On Nov. 1, 2015, Starbucks Coffee released their new holiday cups for the season. Instead of the cups being decorated with holiday symbols like reindeer and sleighs, the company opted for simpler design this year of two-toned red. Some see this change by Starbucks as offensive or “anti-Christmas.”
There has been quite a bit of cultural controversy over these annual cups that have become somewhat of a tradition since 1997. Before this year’s holiday season, the cups always featured wintery or general holiday designs representative of the season, but those designs have become more simplified in recent years.
Some critics of this decision for simplification have argued that it is Starbucks’ way of “waging war” on Christmas. Some in religious circles mostly fundamentalists and evangelicals, have taken it as the company secularizing the holiday, and self-defined “social media personality and evangelist” Joshua Feuerstein is no exception.
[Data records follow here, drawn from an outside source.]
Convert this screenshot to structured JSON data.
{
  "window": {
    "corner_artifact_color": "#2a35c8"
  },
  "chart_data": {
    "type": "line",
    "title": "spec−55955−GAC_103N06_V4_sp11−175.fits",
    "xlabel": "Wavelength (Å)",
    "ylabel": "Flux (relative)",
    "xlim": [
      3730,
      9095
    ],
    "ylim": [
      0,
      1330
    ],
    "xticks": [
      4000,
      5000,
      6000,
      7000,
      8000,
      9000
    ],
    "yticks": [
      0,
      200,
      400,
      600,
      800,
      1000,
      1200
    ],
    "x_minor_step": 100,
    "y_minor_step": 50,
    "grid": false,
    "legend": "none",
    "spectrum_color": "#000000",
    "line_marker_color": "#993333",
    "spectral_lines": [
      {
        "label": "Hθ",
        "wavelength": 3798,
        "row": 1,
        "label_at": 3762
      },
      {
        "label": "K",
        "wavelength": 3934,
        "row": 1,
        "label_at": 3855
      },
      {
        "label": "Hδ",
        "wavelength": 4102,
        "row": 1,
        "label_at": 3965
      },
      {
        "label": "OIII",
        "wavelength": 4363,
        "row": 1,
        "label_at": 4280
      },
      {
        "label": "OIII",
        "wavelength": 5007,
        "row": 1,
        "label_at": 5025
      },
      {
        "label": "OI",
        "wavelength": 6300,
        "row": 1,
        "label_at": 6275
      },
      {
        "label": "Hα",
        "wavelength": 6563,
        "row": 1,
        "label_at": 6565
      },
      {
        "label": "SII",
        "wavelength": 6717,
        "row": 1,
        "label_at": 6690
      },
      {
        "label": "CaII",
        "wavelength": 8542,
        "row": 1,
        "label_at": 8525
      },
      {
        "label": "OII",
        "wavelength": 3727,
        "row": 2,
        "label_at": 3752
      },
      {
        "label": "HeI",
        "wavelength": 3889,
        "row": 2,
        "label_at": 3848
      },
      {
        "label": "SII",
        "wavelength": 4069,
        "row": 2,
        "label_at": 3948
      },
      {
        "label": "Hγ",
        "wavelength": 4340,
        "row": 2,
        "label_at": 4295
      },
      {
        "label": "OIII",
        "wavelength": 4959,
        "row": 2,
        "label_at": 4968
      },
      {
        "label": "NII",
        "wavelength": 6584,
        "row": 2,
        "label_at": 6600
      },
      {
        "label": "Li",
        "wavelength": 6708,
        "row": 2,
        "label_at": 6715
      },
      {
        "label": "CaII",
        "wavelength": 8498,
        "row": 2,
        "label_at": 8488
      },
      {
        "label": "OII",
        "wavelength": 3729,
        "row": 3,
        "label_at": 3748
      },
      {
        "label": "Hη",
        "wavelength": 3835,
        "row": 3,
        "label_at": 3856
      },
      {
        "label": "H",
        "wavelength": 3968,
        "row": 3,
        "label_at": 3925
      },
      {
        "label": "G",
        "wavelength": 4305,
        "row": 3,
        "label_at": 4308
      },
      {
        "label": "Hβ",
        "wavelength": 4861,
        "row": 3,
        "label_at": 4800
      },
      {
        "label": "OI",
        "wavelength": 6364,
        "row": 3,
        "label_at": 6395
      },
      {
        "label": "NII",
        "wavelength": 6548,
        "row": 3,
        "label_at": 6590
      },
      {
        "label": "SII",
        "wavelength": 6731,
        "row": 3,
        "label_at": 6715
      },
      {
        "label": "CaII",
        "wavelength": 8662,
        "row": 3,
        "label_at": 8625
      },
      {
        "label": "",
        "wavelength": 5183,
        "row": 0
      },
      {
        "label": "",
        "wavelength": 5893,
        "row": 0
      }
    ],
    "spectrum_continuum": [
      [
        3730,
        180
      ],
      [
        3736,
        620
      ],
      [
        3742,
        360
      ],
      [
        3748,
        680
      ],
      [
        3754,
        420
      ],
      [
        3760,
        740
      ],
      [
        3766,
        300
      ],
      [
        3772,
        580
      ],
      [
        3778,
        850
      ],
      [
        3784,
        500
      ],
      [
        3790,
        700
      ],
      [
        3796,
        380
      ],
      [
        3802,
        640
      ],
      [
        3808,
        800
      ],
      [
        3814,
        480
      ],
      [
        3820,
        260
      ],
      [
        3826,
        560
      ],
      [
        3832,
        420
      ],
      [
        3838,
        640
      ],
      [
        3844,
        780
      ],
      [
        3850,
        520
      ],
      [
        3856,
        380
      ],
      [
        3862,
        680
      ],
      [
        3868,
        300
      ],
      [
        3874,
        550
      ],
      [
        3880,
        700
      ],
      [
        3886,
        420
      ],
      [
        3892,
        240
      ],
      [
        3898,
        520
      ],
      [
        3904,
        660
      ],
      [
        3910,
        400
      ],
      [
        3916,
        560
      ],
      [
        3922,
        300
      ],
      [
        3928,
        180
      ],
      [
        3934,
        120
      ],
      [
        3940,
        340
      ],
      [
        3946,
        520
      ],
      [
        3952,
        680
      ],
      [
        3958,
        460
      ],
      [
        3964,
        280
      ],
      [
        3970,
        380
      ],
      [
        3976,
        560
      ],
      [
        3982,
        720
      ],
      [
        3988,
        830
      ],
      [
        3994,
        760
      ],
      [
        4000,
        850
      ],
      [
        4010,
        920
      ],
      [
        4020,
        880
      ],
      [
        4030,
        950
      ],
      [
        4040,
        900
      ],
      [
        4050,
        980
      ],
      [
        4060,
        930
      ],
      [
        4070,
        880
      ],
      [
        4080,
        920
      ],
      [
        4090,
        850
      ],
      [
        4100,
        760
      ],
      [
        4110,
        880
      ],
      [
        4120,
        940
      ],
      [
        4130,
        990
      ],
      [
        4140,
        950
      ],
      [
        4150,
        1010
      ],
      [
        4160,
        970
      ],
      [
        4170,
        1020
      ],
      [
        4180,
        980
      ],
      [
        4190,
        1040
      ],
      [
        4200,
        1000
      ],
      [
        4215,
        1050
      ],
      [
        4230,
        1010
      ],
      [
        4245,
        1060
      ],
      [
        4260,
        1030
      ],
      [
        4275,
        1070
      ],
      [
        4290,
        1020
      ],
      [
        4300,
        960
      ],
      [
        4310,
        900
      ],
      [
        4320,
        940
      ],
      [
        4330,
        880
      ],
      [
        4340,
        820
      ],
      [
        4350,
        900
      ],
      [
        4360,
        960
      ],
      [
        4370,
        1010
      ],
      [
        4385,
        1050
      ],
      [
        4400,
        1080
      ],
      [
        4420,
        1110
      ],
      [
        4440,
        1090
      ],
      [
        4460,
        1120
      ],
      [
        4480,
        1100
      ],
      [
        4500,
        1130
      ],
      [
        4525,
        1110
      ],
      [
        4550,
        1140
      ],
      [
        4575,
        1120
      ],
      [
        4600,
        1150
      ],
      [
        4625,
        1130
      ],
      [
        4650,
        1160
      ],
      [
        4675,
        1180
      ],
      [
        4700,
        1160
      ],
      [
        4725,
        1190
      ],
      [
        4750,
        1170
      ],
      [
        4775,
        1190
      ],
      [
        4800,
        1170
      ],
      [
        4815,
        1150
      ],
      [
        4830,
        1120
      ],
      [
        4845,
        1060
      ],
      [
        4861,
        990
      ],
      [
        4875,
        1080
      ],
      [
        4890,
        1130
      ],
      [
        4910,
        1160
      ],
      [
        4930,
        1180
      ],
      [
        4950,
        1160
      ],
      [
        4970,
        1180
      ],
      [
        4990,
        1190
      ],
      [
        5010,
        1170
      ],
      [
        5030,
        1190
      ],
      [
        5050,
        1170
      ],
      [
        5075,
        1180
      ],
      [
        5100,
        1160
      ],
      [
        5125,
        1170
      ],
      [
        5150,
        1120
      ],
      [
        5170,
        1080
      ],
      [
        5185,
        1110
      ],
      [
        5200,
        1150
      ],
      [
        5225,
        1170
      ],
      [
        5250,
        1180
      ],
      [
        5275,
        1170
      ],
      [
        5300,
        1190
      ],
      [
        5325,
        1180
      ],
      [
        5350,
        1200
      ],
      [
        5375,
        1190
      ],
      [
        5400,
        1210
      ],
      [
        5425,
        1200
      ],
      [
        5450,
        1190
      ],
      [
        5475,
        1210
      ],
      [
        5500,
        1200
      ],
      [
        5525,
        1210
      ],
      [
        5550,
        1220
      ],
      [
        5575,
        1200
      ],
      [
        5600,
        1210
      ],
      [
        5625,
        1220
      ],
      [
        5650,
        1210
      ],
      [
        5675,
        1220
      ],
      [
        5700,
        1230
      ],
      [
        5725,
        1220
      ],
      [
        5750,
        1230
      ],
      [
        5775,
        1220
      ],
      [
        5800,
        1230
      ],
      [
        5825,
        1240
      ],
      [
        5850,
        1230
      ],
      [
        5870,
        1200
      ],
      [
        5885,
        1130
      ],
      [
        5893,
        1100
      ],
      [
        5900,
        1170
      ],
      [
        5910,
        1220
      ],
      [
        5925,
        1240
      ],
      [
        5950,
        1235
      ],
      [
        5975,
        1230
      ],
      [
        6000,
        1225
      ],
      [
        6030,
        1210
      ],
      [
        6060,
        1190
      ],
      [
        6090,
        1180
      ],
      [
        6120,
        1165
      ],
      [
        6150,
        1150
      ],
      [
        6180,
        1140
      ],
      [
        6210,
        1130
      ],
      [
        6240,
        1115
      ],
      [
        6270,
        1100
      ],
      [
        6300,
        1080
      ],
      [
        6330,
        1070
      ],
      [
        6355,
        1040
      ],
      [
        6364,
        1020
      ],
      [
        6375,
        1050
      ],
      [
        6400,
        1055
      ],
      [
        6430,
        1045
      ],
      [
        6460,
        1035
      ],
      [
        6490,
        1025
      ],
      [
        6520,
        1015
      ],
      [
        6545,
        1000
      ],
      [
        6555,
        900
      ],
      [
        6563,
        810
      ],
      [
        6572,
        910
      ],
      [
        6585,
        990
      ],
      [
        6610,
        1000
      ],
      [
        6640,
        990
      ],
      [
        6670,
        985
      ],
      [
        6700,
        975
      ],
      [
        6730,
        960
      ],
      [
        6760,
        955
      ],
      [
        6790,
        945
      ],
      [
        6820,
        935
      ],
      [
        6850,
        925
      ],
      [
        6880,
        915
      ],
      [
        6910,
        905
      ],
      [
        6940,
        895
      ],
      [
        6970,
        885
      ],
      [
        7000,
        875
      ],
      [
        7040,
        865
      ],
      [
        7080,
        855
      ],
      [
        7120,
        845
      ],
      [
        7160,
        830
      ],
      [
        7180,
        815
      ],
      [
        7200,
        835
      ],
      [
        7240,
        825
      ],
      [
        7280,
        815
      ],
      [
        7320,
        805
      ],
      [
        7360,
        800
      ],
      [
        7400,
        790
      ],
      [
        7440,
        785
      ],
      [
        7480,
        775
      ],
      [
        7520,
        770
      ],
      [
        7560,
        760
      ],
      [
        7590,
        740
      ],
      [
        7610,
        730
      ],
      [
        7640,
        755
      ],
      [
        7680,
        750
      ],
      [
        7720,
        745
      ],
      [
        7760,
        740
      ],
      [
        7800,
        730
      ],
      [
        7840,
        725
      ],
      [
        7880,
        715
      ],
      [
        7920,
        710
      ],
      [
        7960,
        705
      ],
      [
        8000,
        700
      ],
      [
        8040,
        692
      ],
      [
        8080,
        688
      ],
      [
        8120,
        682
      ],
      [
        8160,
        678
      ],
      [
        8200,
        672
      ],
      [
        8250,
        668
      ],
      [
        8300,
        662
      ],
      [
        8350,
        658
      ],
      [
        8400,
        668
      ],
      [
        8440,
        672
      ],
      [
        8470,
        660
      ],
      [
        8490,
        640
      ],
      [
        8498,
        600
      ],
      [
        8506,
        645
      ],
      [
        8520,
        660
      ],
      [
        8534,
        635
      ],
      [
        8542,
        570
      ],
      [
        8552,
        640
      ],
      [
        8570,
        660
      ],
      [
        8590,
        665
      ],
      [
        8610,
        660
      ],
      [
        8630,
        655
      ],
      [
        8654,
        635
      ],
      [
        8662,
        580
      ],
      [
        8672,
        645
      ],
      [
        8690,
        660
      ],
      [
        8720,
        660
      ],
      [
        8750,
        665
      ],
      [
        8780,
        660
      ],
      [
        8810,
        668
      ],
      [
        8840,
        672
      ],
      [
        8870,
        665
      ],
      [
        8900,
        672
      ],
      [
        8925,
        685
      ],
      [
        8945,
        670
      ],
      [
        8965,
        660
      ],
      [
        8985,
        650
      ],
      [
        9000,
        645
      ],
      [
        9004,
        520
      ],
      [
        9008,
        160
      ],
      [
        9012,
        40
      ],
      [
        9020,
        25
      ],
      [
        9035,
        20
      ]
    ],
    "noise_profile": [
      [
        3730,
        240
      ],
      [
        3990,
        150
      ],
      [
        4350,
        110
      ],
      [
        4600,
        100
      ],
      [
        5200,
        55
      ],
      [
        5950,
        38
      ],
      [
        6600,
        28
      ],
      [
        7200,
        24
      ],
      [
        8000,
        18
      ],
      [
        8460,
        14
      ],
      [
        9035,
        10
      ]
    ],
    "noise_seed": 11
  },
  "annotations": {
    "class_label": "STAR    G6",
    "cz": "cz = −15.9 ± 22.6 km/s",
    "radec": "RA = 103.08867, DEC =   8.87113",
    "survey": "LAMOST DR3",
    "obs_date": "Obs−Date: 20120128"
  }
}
Feuerstein criticized Starbucks in a video posted to Facebook on Nov. 5 that has had over 15 million views and been a large source of controversy. In his video, Feuerstein claimed that Starbucks took the designs off their cups “because they hate Jesus” and are trying too hard to be politically correct.
Although he claims that Starbucks is taking Christmas out of the holidays, they currently sell a “Christmas Blend” coffee, “Merry Christmas” gift card, and a Holiday Advent calendar. Starbucks has never claimed to be a Christian based company, but they still include elements of the holiday in their merchandise.
Feuerstein encouraged others to tell the barista their name is “Merry Christmas” in order to have them write it on the cup. He also started the hashtag #MERRYCHRISTMASSTARBUCKS to “start a movement” instead of boycotting the coffee, as he stated in his video.
Even though some have viewed Feuerstein’s video and chimed in to support, others have stepped in to criticize his claims or defend Starbucks. In a public statement, Starbucks explained its idea for the new design was to mimic a “blank canvas.”
The company’s Vice President of Design and Content Jeffrey Fields said, “Creating a culture of belonging, inclusion, and diversity is one of the core values of Starbucks, and each year during the holidays the company aims to bring customers an experience that inspires the spirit of the season. Starbucks will continue to embrace and welcome customers from all backgrounds and religions in our stores around the world.”
Is Starbucks right to simplify the holiday design? Is it too “politically correct” to exclude symbols of the holiday, even if they are not inherently Christian? Or should they include symbols of holidays from different religions as well? Either way, these new, streamlined cups are here to stay for this year.